The data stored in the computer in any organization is very important and hence it is essential to protect the data. In this module, we will see more about importance of Data Security because any organizations cannot afford to lose the data at any cost. In some cases, the data can be deleted or destroyed accidentally or intentionally.
At times, data is important that the Software and the Hardware. In case of the loss of the Software or the Hardware, both can be replaced,but the loss of data cannot be replaced.
There are three types of data breach:
- Physical
- Electronic
- Skimming
A Physical breach involves the physical theft of the documents or equipment that contain the account data, such as card holder receipts, files, PCs, point-of-sale. Now let us think on what can we do to prevent the physical breach:
Keep a track of inventory that may include laptops, servers, computers, any other technology that may contain cardholder data, such as point-of-sale equipment or any other physical asset that may contain cardholder data.
Secure your technology in the terms of lock the desktop to the desks. Institute a policy that will lock the device at the end of the business day. You should ensure the computer/server data center is in the locked room.
Educate Employees and Enforce security policies.
Restrict and monitor the physical access to the point where technology is stored.
Maintain the visitors log.
On the other hand, Electronic Breach, refers to the point where you spot the unauthorized access to the system or network environment. A Packet Sniffer intercepts and logs traffic passing over a digital network or a part of it. Unfortunately, this tool is often used by the fraudster to collect card data in transit in the merchant’s network.
Another type of electronic breach could be through the Structured Query Language(SQL) Injection. It can further acquire information like PIN updates, monetary additions, etc. by tricks.

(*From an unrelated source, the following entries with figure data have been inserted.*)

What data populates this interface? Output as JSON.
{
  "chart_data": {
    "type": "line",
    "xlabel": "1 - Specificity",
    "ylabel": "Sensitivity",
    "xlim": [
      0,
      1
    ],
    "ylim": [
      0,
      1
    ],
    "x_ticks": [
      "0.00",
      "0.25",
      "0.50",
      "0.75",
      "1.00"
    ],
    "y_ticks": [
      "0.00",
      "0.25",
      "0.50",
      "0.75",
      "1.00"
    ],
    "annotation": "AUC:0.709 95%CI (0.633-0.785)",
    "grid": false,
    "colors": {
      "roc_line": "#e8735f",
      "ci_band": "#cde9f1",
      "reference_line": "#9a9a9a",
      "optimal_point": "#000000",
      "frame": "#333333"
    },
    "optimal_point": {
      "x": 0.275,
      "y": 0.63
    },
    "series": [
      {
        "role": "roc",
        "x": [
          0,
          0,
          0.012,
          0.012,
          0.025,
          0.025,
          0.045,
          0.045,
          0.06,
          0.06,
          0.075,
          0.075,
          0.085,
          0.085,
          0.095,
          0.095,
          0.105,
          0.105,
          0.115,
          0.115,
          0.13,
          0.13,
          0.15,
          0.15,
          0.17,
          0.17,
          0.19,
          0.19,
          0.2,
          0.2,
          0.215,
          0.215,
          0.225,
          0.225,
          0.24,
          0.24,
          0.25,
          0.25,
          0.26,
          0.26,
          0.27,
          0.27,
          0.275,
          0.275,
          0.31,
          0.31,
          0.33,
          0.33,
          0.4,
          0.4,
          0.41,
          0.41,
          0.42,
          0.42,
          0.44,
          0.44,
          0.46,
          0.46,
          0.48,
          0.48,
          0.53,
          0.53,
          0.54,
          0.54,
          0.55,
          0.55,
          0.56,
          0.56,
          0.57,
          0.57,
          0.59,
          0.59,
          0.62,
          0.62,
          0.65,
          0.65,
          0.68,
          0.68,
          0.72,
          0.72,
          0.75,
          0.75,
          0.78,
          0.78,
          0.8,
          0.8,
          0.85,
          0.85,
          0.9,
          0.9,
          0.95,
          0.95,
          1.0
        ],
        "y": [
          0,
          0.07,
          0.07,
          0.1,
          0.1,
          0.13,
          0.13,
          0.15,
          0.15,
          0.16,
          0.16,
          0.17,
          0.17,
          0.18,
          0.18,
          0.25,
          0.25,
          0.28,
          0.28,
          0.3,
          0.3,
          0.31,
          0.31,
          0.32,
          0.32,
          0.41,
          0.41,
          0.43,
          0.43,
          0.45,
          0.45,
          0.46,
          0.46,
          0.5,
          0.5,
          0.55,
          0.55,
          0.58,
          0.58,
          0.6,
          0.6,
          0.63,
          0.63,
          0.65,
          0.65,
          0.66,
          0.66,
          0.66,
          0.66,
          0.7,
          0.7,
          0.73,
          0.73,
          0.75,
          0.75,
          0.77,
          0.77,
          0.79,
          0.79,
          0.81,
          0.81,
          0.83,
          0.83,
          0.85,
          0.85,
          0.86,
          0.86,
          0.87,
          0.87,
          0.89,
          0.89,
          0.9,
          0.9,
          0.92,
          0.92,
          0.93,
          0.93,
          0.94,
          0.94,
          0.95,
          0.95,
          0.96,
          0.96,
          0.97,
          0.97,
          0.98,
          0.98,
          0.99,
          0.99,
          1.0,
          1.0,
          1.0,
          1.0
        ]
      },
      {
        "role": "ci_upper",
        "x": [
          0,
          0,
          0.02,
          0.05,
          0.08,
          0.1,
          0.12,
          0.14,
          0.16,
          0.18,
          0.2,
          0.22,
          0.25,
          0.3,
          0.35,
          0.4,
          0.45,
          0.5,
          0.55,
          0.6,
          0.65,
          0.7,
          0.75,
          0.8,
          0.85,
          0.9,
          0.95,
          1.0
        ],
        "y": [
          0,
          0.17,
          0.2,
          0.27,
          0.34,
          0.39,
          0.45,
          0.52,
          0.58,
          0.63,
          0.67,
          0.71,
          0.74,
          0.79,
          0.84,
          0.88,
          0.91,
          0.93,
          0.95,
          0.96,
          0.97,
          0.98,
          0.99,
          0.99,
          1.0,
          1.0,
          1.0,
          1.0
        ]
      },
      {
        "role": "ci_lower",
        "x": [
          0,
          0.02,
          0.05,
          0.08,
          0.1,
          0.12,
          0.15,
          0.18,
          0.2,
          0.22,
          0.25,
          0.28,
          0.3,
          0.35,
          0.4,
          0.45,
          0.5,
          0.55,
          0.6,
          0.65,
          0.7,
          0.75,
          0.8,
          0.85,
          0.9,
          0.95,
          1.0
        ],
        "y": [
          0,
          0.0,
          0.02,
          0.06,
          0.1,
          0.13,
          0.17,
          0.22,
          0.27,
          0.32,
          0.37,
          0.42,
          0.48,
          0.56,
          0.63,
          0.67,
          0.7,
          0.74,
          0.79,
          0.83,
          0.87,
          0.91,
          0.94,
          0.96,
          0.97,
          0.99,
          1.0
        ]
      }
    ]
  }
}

Following are the few steps that can be taken to prevent Electronic Breach:
Centralized Logging
Daily review of Logs
Protection of logs from the unauthorized access.
Keep a history of logs
Establish standard company procedures.
Skimming is another process that involves the capture and recording of card magnetic stripe data using an external device which is sometimes installed on a merchant’s Point of Sale System (POS). The ways in which you can minimize the potential for Skimming is :
Closely monitor the handling of cards when employees have frequent physical possession of cards.
Monitor the activity on the Point-of-Sale device and PIN pad device.
Ensure that the point where you are using your card is not vulnerable.
Regularly check the equipment for the attached skimming device.
DATA SECURITY
Storing data on the internet can be done through cloud storage. It gives flexibility of storage and can be accessed through any device that has data connectivity. The Storage Area Networks are the attached devices and are used for data recovery. It is important yet difficult to handle the big data. To implement the same with the Security Incidence Events Manager can put the data of utter importance on the security interface.
DATA ENCRYPTION is the process in which data is translated from one form to another. The encrypted data are called as ciphertext. at present, encryption is the most common method to employ data security. There are two main types of encryption a) asymmetric encryption also called public key encryption and b) symmetric encryption.
DATA POLICIES will dictate that if the media is to be shared, the data on the drive should be removed or wiped. This is called sanitization that prevent unauthorized disclosure. The policies should dictate how we dispose all this media that is should they be physically destroyed or passed to the device where they can be saved with restricted access.
At times, we can have storage of the data at the off site location. Hence, we need the data retention policy that will look at how long the data have to be stored. We have to give consideration for the encryption of the data in transit, Data at Rest, and Data in Use. The organization need to have secure mechanization so that nobody can eavesdrop on the stored data. We can employ security protocol like SSL and SHL which will guarantee confidentiality and integrity.The Permissions and Access Control Lists will contain what resources can be accessed by the data. The users should have proper encryption keys to have complete access.